News Article

US Customs and Border Patrol makes cuts to combat sequestration

In the USA, with sequestration taking effect on March 1, automatic spending cuts have been triggered which will force US Customs and Border Protection (CBP) to make significant cuts in its budget which could have a serious impact on shipments, especially imports into the USA.

Sequestration, adopted by Congress as part of the Budget Control Act of 2011, was designed to force Congress to come to an agreement to address the federal budget deficit. It triggers a series of automatic government spending cuts, totalling about $1 trillion over the next 10 years. These spending cuts, which started March 1, 2013, are split equally between defence and non-defence spending, according to the Department of Homeland Security.

It would appear that the biggest impact to importers will come from the elimination of overtime hours for CBP officers. CBP expects employee redundancies to begin in April and last through the remainder of the year. These cutbacks could lead to up to 5 day delays in cargo examinations for ocean cargo and 5-6 hour delays for air cargo. CBP is committed to its antiterrorism mission and is continuing the cargo screening through the radiation portal monitors. These non-intrusive exams usually happen seamlessly and add little time to the release and delivery of the cargo. However, with labour cutbacks, it is reasonable to anticipate delays due to this screening.

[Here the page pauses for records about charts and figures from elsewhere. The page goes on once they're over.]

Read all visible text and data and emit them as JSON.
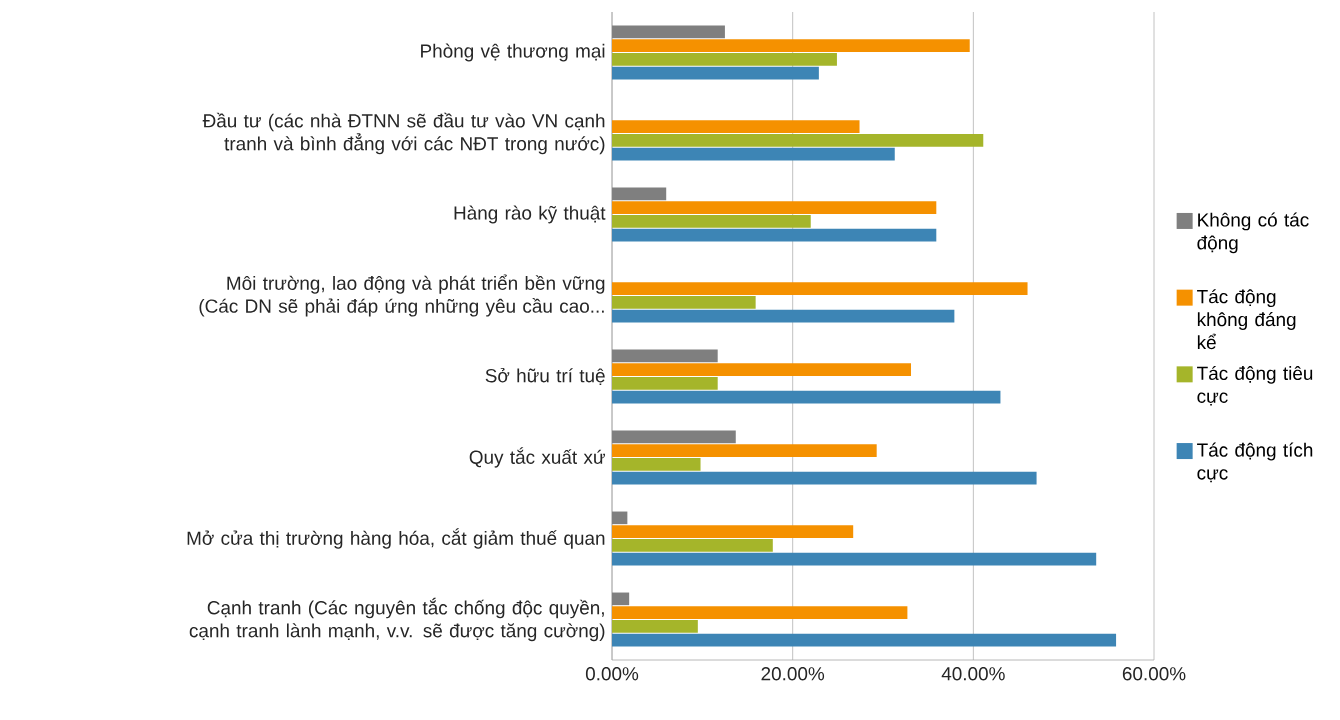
{
  "chart_data": {
    "type": "bar",
    "orientation": "horizontal",
    "categories": [
      "Phòng vệ thương mại",
      "Đầu tư (các nhà ĐTNN sẽ đầu tư vào VN cạnh tranh và bình đẳng với các NĐT trong nước)",
      "Hàng rào kỹ thuật",
      "Môi trường, lao động và phát triển bền vững (Các DN sẽ phải đáp ứng những yêu cầu cao...",
      "Sở hữu trí tuệ",
      "Quy tắc xuất xứ",
      "Mở cửa thị trường hàng hóa, cắt giảm thuế quan",
      "Cạnh tranh (Các nguyên tắc chống độc quyền, cạnh tranh lành mạnh, v.v. sẽ được tăng cường)"
    ],
    "series": [
      {
        "name": "Không có tác động",
        "color": "#7f7f7f",
        "values": [
          12.5,
          null,
          6,
          null,
          11.7,
          13.7,
          1.7,
          1.9
        ]
      },
      {
        "name": "Tác động không đáng kể",
        "color": "#f59100",
        "values": [
          39.6,
          27.4,
          35.9,
          46,
          33.1,
          29.3,
          26.7,
          32.7
        ]
      },
      {
        "name": "Tác động tiêu cực",
        "color": "#a5b52a",
        "values": [
          24.9,
          41.1,
          22,
          15.9,
          11.7,
          9.8,
          17.8,
          9.5
        ]
      },
      {
        "name": "Tác động tích cực",
        "color": "#3d85b5",
        "values": [
          22.9,
          31.3,
          35.9,
          37.9,
          43,
          47,
          53.6,
          55.8
        ]
      }
    ],
    "xlim": [
      0,
      60
    ],
    "xticks": [
      {
        "value": 0,
        "label": "0.00%"
      },
      {
        "value": 20,
        "label": "20.00%"
      },
      {
        "value": 40,
        "label": "40.00%"
      },
      {
        "value": 60,
        "label": "60.00%"
      }
    ],
    "grid": "x",
    "legend": "right"
  }
}
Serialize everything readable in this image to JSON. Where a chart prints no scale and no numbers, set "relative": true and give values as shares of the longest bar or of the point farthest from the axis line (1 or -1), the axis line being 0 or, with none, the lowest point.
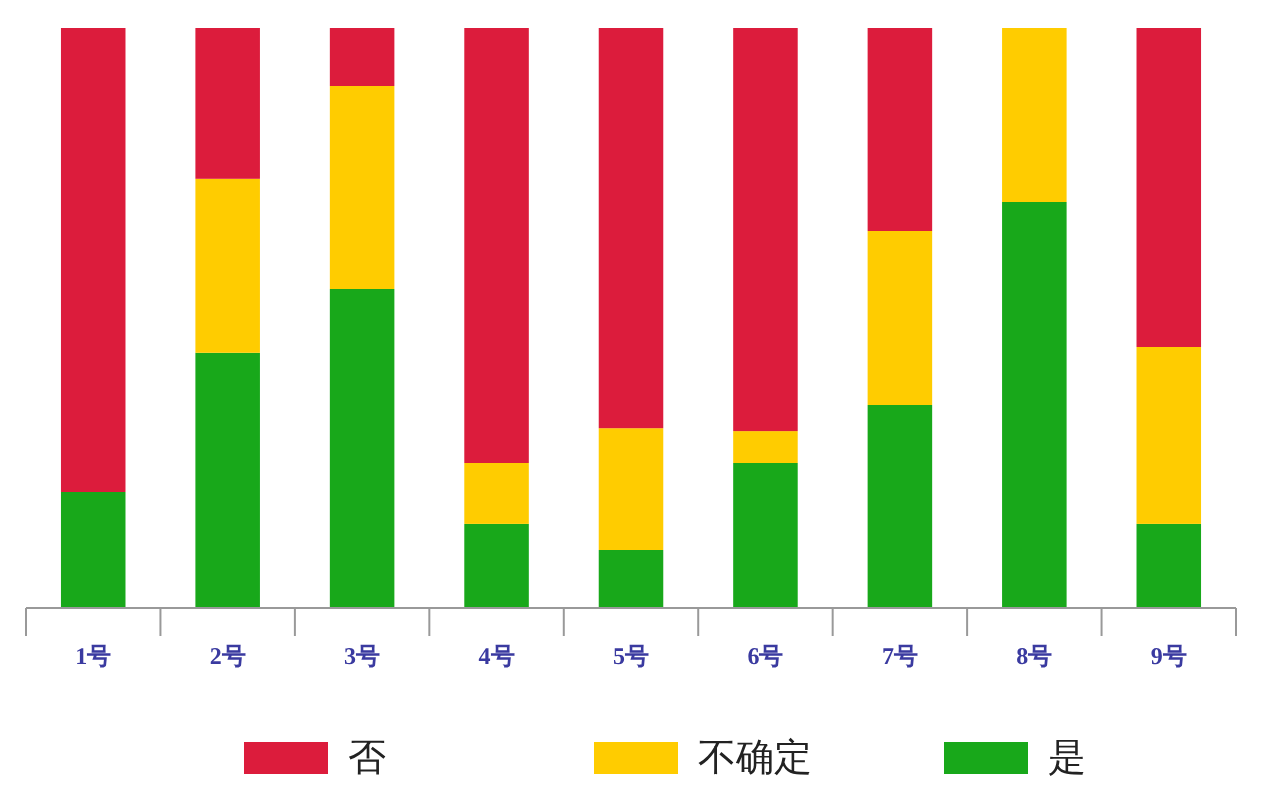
{
  "chart_data": {
    "type": "bar",
    "stacked": true,
    "relative": true,
    "legend": "bottom",
    "categories": [
      "1号",
      "2号",
      "3号",
      "4号",
      "5号",
      "6号",
      "7号",
      "8号",
      "9号"
    ],
    "series": [
      {
        "name": "是",
        "color": "#18a81a",
        "values": [
          0.2,
          0.44,
          0.55,
          0.145,
          0.1,
          0.25,
          0.35,
          0.7,
          0.145
        ]
      },
      {
        "name": "不确定",
        "color": "#ffcc00",
        "values": [
          0,
          0.3,
          0.35,
          0.105,
          0.21,
          0.055,
          0.3,
          0.3,
          0.305
        ]
      },
      {
        "name": "否",
        "color": "#dc1c3c",
        "values": [
          0.8,
          0.26,
          0.1,
          0.75,
          0.69,
          0.695,
          0.35,
          0,
          0.55
        ]
      }
    ]
  }
}
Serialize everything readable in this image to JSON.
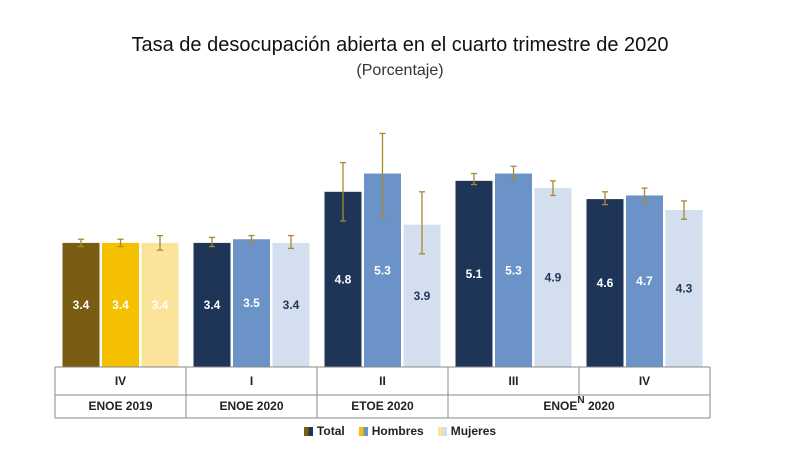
{
  "chart_data": {
    "type": "bar",
    "title": "Tasa de desocupación abierta en el cuarto trimestre de 2020",
    "subtitle": "(Porcentaje)",
    "groups": [
      {
        "quarter": "IV",
        "survey": "ENOE 2019",
        "values": [
          3.4,
          3.4,
          3.4
        ],
        "ci_low": [
          3.3,
          3.3,
          3.2
        ],
        "ci_high": [
          3.5,
          3.5,
          3.6
        ]
      },
      {
        "quarter": "I",
        "survey": "ENOE 2020",
        "values": [
          3.4,
          3.5,
          3.4
        ],
        "ci_low": [
          3.3,
          3.4,
          3.25
        ],
        "ci_high": [
          3.55,
          3.6,
          3.6
        ]
      },
      {
        "quarter": "II",
        "survey": "ETOE 2020",
        "values": [
          4.8,
          5.3,
          3.9
        ],
        "ci_low": [
          4.0,
          4.1,
          3.1
        ],
        "ci_high": [
          5.6,
          6.4,
          4.8
        ]
      },
      {
        "quarter": "III",
        "survey": "ENOE 2020",
        "values": [
          5.1,
          5.3,
          4.9
        ],
        "ci_low": [
          5.0,
          5.15,
          4.7
        ],
        "ci_high": [
          5.3,
          5.5,
          5.1
        ]
      },
      {
        "quarter": "IV",
        "survey": "ENOE 2020",
        "values": [
          4.6,
          4.7,
          4.3
        ],
        "ci_low": [
          4.45,
          4.5,
          4.05
        ],
        "ci_high": [
          4.8,
          4.9,
          4.55
        ]
      }
    ],
    "surveys": [
      {
        "label": "ENOE 2019",
        "span": 1
      },
      {
        "label": "ENOE 2020",
        "span": 1
      },
      {
        "label": "ETOE 2020",
        "span": 1
      },
      {
        "label": "ENOE",
        "superscript": "N",
        "suffix": " 2020",
        "span": 2
      }
    ],
    "series": [
      {
        "name": "Total",
        "color_first": "#7a5c12",
        "color": "#1f3557"
      },
      {
        "name": "Hombres",
        "color_first": "#f5c000",
        "color": "#6b93c8"
      },
      {
        "name": "Mujeres",
        "color_first": "#fbe49a",
        "color": "#d3deee"
      }
    ],
    "legend_position": "bottom",
    "ylim": [
      0,
      7.5
    ],
    "grid": false,
    "errorbar_color": "#a8892e"
  }
}
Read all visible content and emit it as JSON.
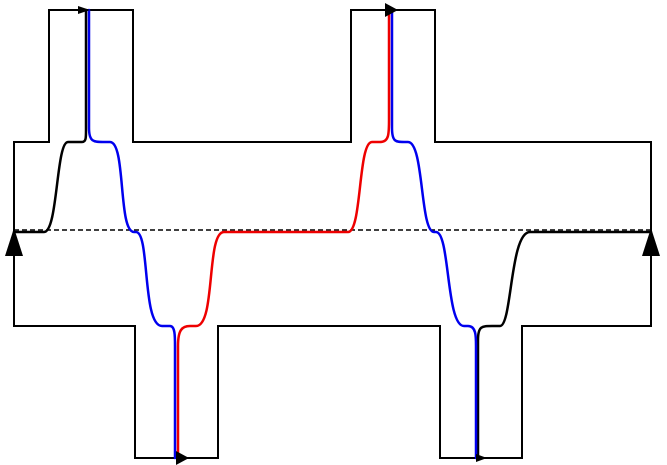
{
  "diagram": {
    "colors": {
      "outline": "#000000",
      "dashed_line": "#000000",
      "curve_black": "#000000",
      "curve_blue": "#0000ee",
      "curve_red": "#ee0000",
      "background": "#ffffff"
    },
    "elements": [
      "region-outline",
      "center-dashed-line",
      "black-curve",
      "blue-curve",
      "red-curve",
      "left-arrow-icon",
      "right-arrow-icon",
      "top-left-arrow-icon",
      "top-right-arrow-icon",
      "bottom-left-arrow-icon",
      "bottom-right-arrow-icon"
    ]
  }
}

Service levels will reduce with regard to CBP cargo operations, according to the DHS website. There may also be significant daily back-ups for truck shipments at land border ports.

In mid February, Department of Homeland Security Secretary Janet Napolitano warned that sequester reductions would roll back border security, increase wait times at ports of entry and airports, and produce a host of other consequences.

As a result of sequestration, CBP may reduce hours of service at select airports, seaports and land ports of entry, and any changes to service hours will be port-specific and determined locally.

CBP has stated that priority will be given in certain situations. Perishable cargo will be prioritised with the objective of no meaningful delays in the cargo release. CBP also stated that those companies that have made significant investment in CBP partnerships such as the Importer Self-Assessment Program and the Customs-Trade Partnership Against Terrorism will continue to realise the benefits of those partnerships and will get priority processing.

We are still learning how other federal agencies will handle the sequestration however CBP advised that APHIS, FDA and CPSC do not expect redundancies at least for the near term.